I just want things to be finalized one way or another. This is all yick.

Your Aunt has already been a medical miracle given her defect. Now she's another as the doner of life to others. Her wishes have been fulfilled which makes her life complete....she experienced a wonderful family, beautiful children, she knew love and she knew how to give unconditionally. Thoughts and prayers are with you and your family as you celebrate the life she had and comfort one another. She will be missed by many. Your Aunt sounds like a wonderful lady.
 
OP
OP
Sassafras

Sassafras

Forum Captain
474
0
16
Car is packed with toys and kids retrieved from school. On our way to pay our last respects. Let the four hours of non stop potty breaks begin.
 

tony1

Forum Crew Member
50
0
0
In the past 5 years I have lost my mother, father, and grandmother (and I had the LS scenario, and I was the POA as well). Nobody ever knows exactly what someone else is going through so I won't insult you and say I know how you feel because I do not, but I may have an idea. My thoughts are with you and your family during this difficult time.
 
OP
OP
Sassafras

Sassafras

Forum Captain
474
0
16
Thanks Tony.
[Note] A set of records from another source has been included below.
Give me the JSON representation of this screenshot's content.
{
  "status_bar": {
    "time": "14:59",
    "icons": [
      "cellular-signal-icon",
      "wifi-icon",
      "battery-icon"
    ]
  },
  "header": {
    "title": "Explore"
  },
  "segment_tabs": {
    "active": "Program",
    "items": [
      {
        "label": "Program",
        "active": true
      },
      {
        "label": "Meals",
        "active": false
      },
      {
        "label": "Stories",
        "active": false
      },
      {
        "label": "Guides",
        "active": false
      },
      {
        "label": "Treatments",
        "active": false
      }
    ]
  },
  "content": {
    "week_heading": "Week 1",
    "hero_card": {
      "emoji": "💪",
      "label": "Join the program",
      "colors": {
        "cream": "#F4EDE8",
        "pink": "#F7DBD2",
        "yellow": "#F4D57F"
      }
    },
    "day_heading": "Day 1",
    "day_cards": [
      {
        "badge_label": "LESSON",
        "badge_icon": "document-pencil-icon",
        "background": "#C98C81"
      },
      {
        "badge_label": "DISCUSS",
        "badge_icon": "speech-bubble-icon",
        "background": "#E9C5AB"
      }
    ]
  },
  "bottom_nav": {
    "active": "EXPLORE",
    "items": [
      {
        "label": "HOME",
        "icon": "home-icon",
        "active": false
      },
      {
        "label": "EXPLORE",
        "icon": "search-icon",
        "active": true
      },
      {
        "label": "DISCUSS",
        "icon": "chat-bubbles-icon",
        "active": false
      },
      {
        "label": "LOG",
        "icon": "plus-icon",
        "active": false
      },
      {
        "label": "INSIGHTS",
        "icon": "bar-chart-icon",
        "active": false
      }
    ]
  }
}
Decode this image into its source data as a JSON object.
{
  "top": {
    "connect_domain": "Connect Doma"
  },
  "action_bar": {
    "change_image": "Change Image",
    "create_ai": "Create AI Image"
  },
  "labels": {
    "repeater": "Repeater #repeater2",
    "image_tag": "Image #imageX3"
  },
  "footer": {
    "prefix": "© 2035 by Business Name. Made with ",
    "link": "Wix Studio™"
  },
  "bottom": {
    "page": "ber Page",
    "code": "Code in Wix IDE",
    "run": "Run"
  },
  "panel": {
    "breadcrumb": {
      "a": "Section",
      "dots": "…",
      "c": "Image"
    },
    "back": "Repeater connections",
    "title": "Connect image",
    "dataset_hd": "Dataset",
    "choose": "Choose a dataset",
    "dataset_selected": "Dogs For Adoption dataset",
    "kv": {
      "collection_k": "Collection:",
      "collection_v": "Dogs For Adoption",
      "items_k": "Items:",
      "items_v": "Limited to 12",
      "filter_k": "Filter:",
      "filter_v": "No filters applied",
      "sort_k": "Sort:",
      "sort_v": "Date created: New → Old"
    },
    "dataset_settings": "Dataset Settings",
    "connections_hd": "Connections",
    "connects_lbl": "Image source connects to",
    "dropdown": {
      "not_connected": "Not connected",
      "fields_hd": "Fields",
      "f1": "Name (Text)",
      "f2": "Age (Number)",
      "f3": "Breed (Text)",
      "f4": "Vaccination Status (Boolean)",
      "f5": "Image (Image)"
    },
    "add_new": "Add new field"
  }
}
I almost forgot about this thread. She's been buried a week and a half now. I wept bitterly, though alone since a family upheaval a few years ago made things a bit akward. I said goodbye, hugged her husband, found a corner to cry about regrets and ultimately decided I was pretty damn lucky to have known her being she was supposed to die when she was a teen ager. Hubby came to funeral to keep kidlets under control and did a phenominal job. We were told our kids are angels, and perfectly behaved. They were told mommy and daddy were very proud of them. Wish some bridges were repaired with the trip...only time will tell. I think she would have wanted it. But I was hopefully able to lay some foundations towards rebuilding those bridges (which were not burnt by me, but had me caught in a cross fire).
 

tony1

Forum Crew Member
50
0
0
I can relate to a bit of it I think. When my grandmother went into a nursing home back in 02, the greedy siblings of mine decided to contest her will which left things to me. She was alive and doing well and the fight began. Shortly after that, my dad was on LS with idiopathic pulmonary fibrosis and died. He went to his grave wishing my siblings and I had fixed things that started over money and a condo. We had not, and shortly after that about 8 months later, my grandmother died. By then the battle was hot since my siblings wanted my dad's stuff now too. They harassed my poor mother over petty crap and material goods while she battled cancer. My mom died 2 years ago and the siblings and I found out that she had a new will made after my dad died since I was her only child that was around to help any of them (she basically left me everything). To cut this short, I now am living in my parents' house, with most of their stuff still here. I took over the mortgage and the siblings are fighting me for their share of equity in the house. They were never around to help, and never cared to help anyone which is why I was trusted to be POA for healthcare issues and now none of us see each other and they are just waiting like vultures. You think you know and can trust people until money comes into play. With all I had on my plate, working three jobs at once and taking care of healthcare issues for three people, my dog and cat both had to be put down due to health issues. I am amazed I am not an alcoholic or something by now. If not for focusing on school and work, who knows.
 
OP
OP
Sassafras

Sassafras

Forum Captain
474
0
16
Ha, I don't like the taste of alcohol, but ice cream is my vice...I think I may be a diabetic by now.